By Milly Johnson - September 3, 2010
  It’s been the most emotional summer I can remember. My son is going to ‘big school’ in September. Although he’s all grown up now and raises his eyebrows when I call it that. He’ll strut off on his first day with his uniform sparkling and his shoes polished to army standard and I’ll be the nervous wreck worrying that he’ll be okay and wondering where all the years went. One minute I was taking pictures of him on his first day in his tiny Shawlands uniform, the next I’m buying jumpers for him for Kingstone which both the dog and I could fit into.

  But I’m not just sad that his days of being a big goldfish in the garden pond are over and soon he’ll be a mere shrimp in the Pacific Ocean. It’s more selfish than that, because it’s an end of an era for me too. For seven years I’ve waited outside the school gates with the other parents of kids in his class. We started out with polite good mornings, conferred with each other when the kids brought home conflicting messages. Then we started bonding during birthday parties as we hovered like hawks over our little ones, willing them to leave us a sausage roll. We’ve passed around tissues when they’ve acted in their first nativities and sang ‘Little Donkey’ in terrible tune. We’ve blown off steam together when the kids have driven us to breaking point and kept each other sane. We’ve invited each other around for dinner, cracked open the red wine, broken bread and shared our lives. Friendships developed between us parents which are just as strong as those which grew between our offspring. In our little parent- community, marriages have broken up, two parents have died, more children have been born, jobs have been lost – we’ve laughed and we’ve cried together and given each other support when those niggly little frictions arose. I’ve had more instances of writing inspiration at those gates than I can count.

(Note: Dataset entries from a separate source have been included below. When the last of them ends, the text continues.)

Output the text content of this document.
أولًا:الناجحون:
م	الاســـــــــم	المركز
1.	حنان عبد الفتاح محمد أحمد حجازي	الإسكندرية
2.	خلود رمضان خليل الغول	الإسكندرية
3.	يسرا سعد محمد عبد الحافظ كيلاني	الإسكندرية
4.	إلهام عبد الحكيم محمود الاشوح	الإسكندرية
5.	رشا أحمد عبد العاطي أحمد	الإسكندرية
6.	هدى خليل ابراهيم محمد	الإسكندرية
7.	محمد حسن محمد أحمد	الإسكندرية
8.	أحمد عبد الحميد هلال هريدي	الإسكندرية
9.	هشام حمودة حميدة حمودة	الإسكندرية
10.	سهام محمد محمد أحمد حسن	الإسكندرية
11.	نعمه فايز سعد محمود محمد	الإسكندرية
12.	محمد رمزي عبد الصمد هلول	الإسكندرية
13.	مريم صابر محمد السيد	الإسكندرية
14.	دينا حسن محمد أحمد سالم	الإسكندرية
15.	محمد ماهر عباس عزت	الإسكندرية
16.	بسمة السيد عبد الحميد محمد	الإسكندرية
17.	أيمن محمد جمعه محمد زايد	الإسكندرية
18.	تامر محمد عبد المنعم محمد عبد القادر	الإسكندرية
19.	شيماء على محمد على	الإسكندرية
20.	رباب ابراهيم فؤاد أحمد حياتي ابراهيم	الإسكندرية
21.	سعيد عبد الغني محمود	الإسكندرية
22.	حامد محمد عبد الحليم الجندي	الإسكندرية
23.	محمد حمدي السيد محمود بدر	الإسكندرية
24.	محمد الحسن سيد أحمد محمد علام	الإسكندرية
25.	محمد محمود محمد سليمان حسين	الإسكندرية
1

  Even the teachers have become friends in a way that never happened in my parent’s generation. In fact, I’ve had a longer relationship with the school than I did with my husband. We’ve become a large, extended family in which children and parents will Mexican wave in as babies and out as twice the size, the teachers being the constant that holds everything together. And I just know that I couldn’t have picked a nicer school for my lads. The lasses in the office were first on the scene when my dog went missing and I presumed he’d followed his usual school run routine (he had!) and the teachers of Shawlands have helped me form two great kids with an interest in everything. As I know only too well, a good or a bad teacher has a long reaching effect on a child’s life. I don’t know what I’d be doing now if I didn’t have the fabulous Miss Kate Taylor injecting magic into all those books I’d pigeon-holed as ‘bo-ring’ – the stories which are now my greatest influences.  And as an ex-trainee accountant – the nadir of my job experiences - any teacher that can get my lads interested in math, is up there on a plinth with ‘Genius’ written on it.

  I have one year of walking to Shawlands left as the dog and I drop off my younger son, who will be in year 6 this time - his turn at being the big goldfish in the pond. Then my life will change in a way I’m not looking forward to. My little ritual will be gone forever. We bring our children into this world knowing our job is to prepare them for leaving us. But part of me wants to freeze some time where I am forever tying their shoelaces and leading them by the hand down to this most wonderful primary school, then standing by those school gates, dishing the dirt, gossiping, laughing with my fellow parent-friends as we wave off our little ones for the day. I was as cosy and secure in that world as they were.